The Collective of European Importers of Electric Bikes has issued a statement against the “especially regrettable” timing of a European Commission decision to to impose registration of imports of electrical bicycles with effect from 4th May 2018.
Coming in tandem with a 27,000 word letter complete with evidence to counter the European Commission’s investigation, the collective warns of grave consequences for importers of Chinese-sourced electric bikes, as well as uptake at the entry-level of the market.
“While there is still no conclusive evidence for the accusation that imports are injuring the EU industry, the Regulation threatens importers with the possible retroactive collection of sky-high dumping duties. This threat hangs like a sword of Damocles over the head of a very large number of European SMEs,” writes the Collective today in a stinging press statement questioning the evidence used.
Yesterday, 24 May, the Collective submitted its official response on the Registration Regulation to the European Commission. In the document, the Collective fiercely criticizes the Commission’s arguments for registration. The representative group claims that the Commission has “based the registration decision entirely on the complaints of the EBMA and on Chinese statistics, obtained in a way which is, to say the least, very doubtful.”
“It is a fact that the Commission does have useful information as a result of the verification visits carried out at Accell, Derby Cycle, Eurosport, Gazelle and Prophete. After these investigations, the non-confidential findings were made public. These clearly show that, for all companies, profitability for the product concerned improved significantly in 2015, 2016 and during the investigation period,” says the Collective.
These, it claims, run contrary to evidence submitted by the European Bicycle Manufacturer’s Association, which claims injury against EU firms.
In the statement the Collective goes as far to say that the EC “systematically ignored” its counter evidence, declining to give the opportunity to comment on registration.
In reference to the potential for retro-active duties, no punches are pulled and a warning is issued stating businesses will likely close if such action is taken.
“The Collective is particularly appalled by the dumping rates mentioned in the Regulation because they strike fear into the hearts of EU importers faced with potentially gigantic duties. And the Collective warns the Commission that most importers will be forced to close their business if such high duties would be collected retroactively,” says the statement.
The Collective further notes: “As for the indicative dumping duty rates of 189%, the Commission is fully aware that in no previous anti-dumping investigation has dumping duties even close to this rate ever been imposed by the EU on any imports from any non-EU country. Yet this is the figure that importers have to work with when managing the risks of carrying on their business. Factoring in such an enormous cost renders continued business unfeasible if almost double of the import value of the bicycles will have to be paid in early 2019. It is therefore highly regrettable that the Commission made such a statement of an excessively high potential duty rate being retroactively imposed.”

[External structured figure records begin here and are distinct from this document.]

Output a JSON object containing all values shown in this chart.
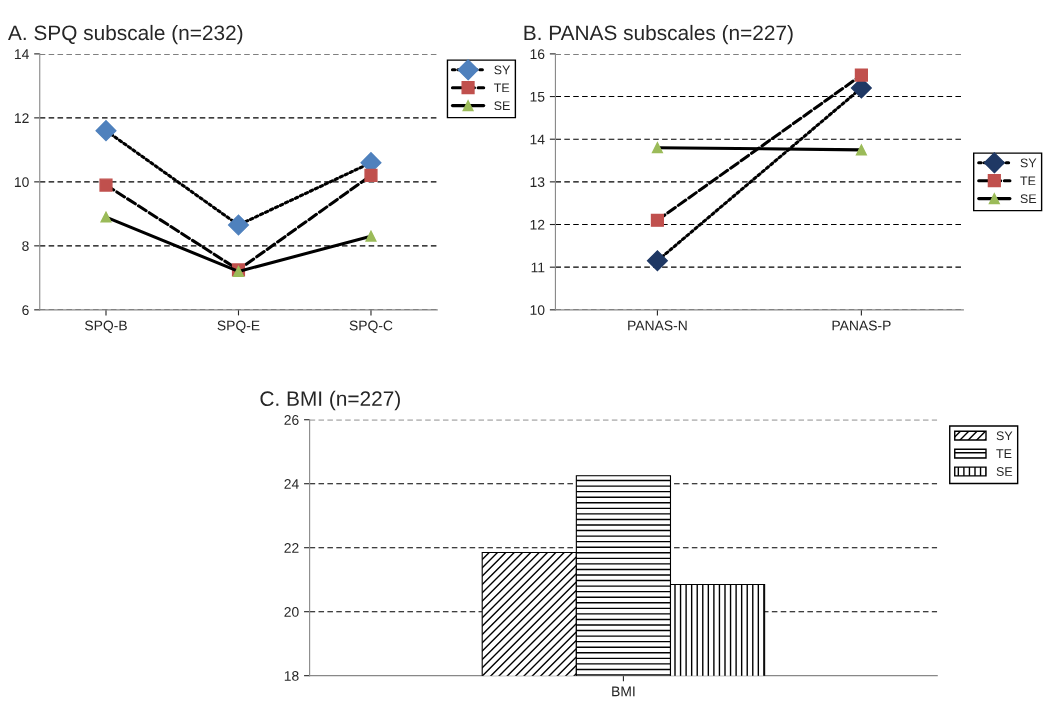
{
  "chart_data": [
    {
      "type": "line",
      "title": "A. SPQ subscale (n=232)",
      "categories": [
        "SPQ-B",
        "SPQ-E",
        "SPQ-C"
      ],
      "ylim": [
        6,
        14
      ],
      "yticks": [
        6,
        8,
        10,
        12,
        14
      ],
      "grid": "y",
      "legend": "top right",
      "series": [
        {
          "name": "SY",
          "color": "#000000",
          "colors": [
            "#4f81bd",
            "#4f81bd",
            "#4f81bd"
          ],
          "marker": "diamond",
          "line_style": "dotted",
          "values": [
            11.6,
            8.65,
            10.6
          ]
        },
        {
          "name": "TE",
          "color": "#000000",
          "colors": [
            "#c0504d",
            "#c0504d",
            "#c0504d"
          ],
          "marker": "square",
          "line_style": "dashed",
          "values": [
            9.9,
            7.25,
            10.2
          ]
        },
        {
          "name": "SE",
          "color": "#000000",
          "colors": [
            "#9bbb59",
            "#9bbb59",
            "#9bbb59"
          ],
          "marker": "triangle",
          "line_style": "solid",
          "values": [
            8.9,
            7.2,
            8.3
          ]
        }
      ]
    },
    {
      "type": "line",
      "title": "B. PANAS subscales (n=227)",
      "categories": [
        "PANAS-N",
        "PANAS-P"
      ],
      "ylim": [
        10,
        16
      ],
      "yticks": [
        10,
        11,
        12,
        13,
        14,
        15,
        16
      ],
      "grid": "y",
      "legend": "right",
      "series": [
        {
          "name": "SY",
          "color": "#000000",
          "colors": [
            "#1f3864",
            "#1f3864"
          ],
          "marker": "diamond",
          "line_style": "dotted",
          "values": [
            11.15,
            15.2
          ]
        },
        {
          "name": "TE",
          "color": "#000000",
          "colors": [
            "#c0504d",
            "#c0504d"
          ],
          "marker": "square",
          "line_style": "dashed",
          "values": [
            12.1,
            15.5
          ]
        },
        {
          "name": "SE",
          "color": "#000000",
          "colors": [
            "#9bbb59",
            "#9bbb59"
          ],
          "marker": "triangle",
          "line_style": "solid",
          "values": [
            13.8,
            13.75
          ]
        }
      ]
    },
    {
      "type": "bar",
      "title": "C. BMI (n=227)",
      "categories": [
        "BMI"
      ],
      "ylim": [
        18,
        26
      ],
      "yticks": [
        18,
        20,
        22,
        24,
        26
      ],
      "grid": "y",
      "legend": "top right",
      "series": [
        {
          "name": "SY",
          "color": "#000000",
          "values": [
            21.85
          ]
        },
        {
          "name": "TE",
          "color": "#000000",
          "values": [
            24.25
          ]
        },
        {
          "name": "SE",
          "color": "#000000",
          "values": [
            20.85
          ]
        }
      ]
    }
  ]
}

Third on the list of criticisms of the process to date, the source of Chinese export data submitted to the EC is brought into question by the Collective. In its own research, the Collective has researched the availability of the data and found that the necessary data to a 10 digit level (as used by EBMA) cannot be provided because they are not publicly released by the Chinese authorities.

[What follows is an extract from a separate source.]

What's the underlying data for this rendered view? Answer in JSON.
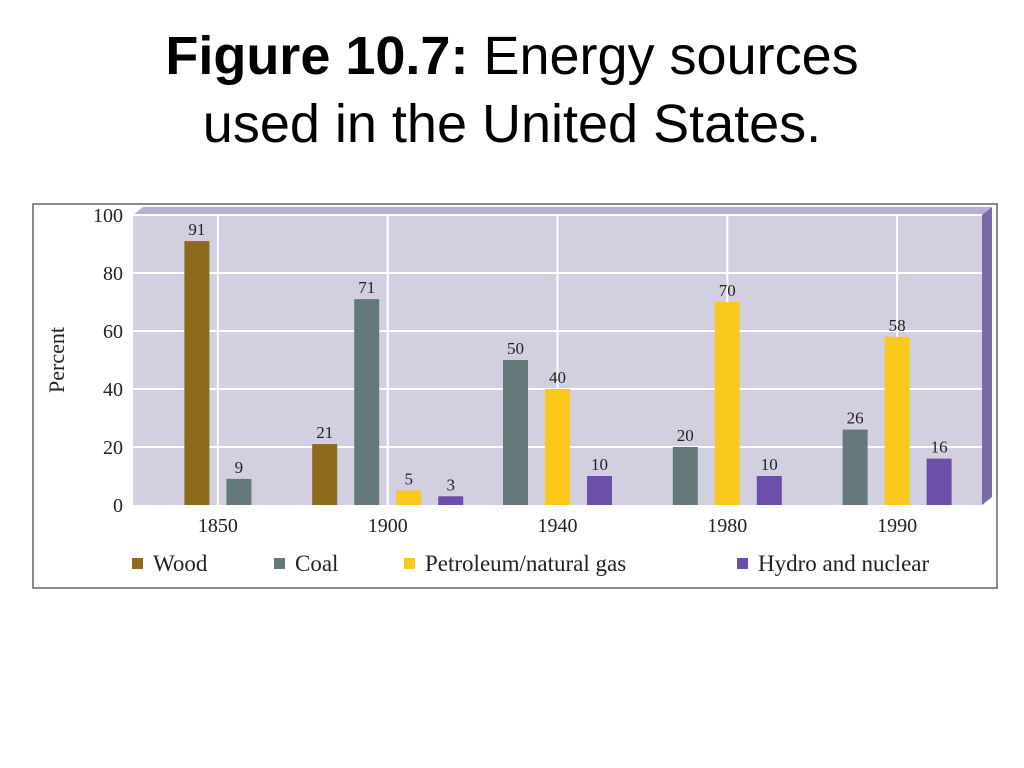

According to this customs source, export data is only available up to an 8 digit level.
This, says the Collective, runs contrary to its right to a defense as the import values are determined on data that is unverifiable by the importer group.
The Collective concludes: “The Collective and its members are concerned by the lack of objectivity demonstrated by the Commission in the Registration Regulation and worst still, the consequences of its apparent endorsement of the extreme claims made in its two complaints.
“The damage caused by the statements made in the Registration Regulation to EU importers is irreparable. They will never be able to recoup the lost sales volumes and revenues in the 2018 season caused by the excessive, disproportionate and unwarranted element of risk that has to be managed as a consequence of the signals sent out to the market in the Registration Regulation.”
Finally, the Collective has requested for another hearing to further explain their concerns regarding both registration and the lack of injury and causation. A the same time, the Collective is contacting the Hearing Officer to also arrange a hearing with this service should the Commission continue to decline the Collective’s requests for the additional information and clarifications set out in the submission.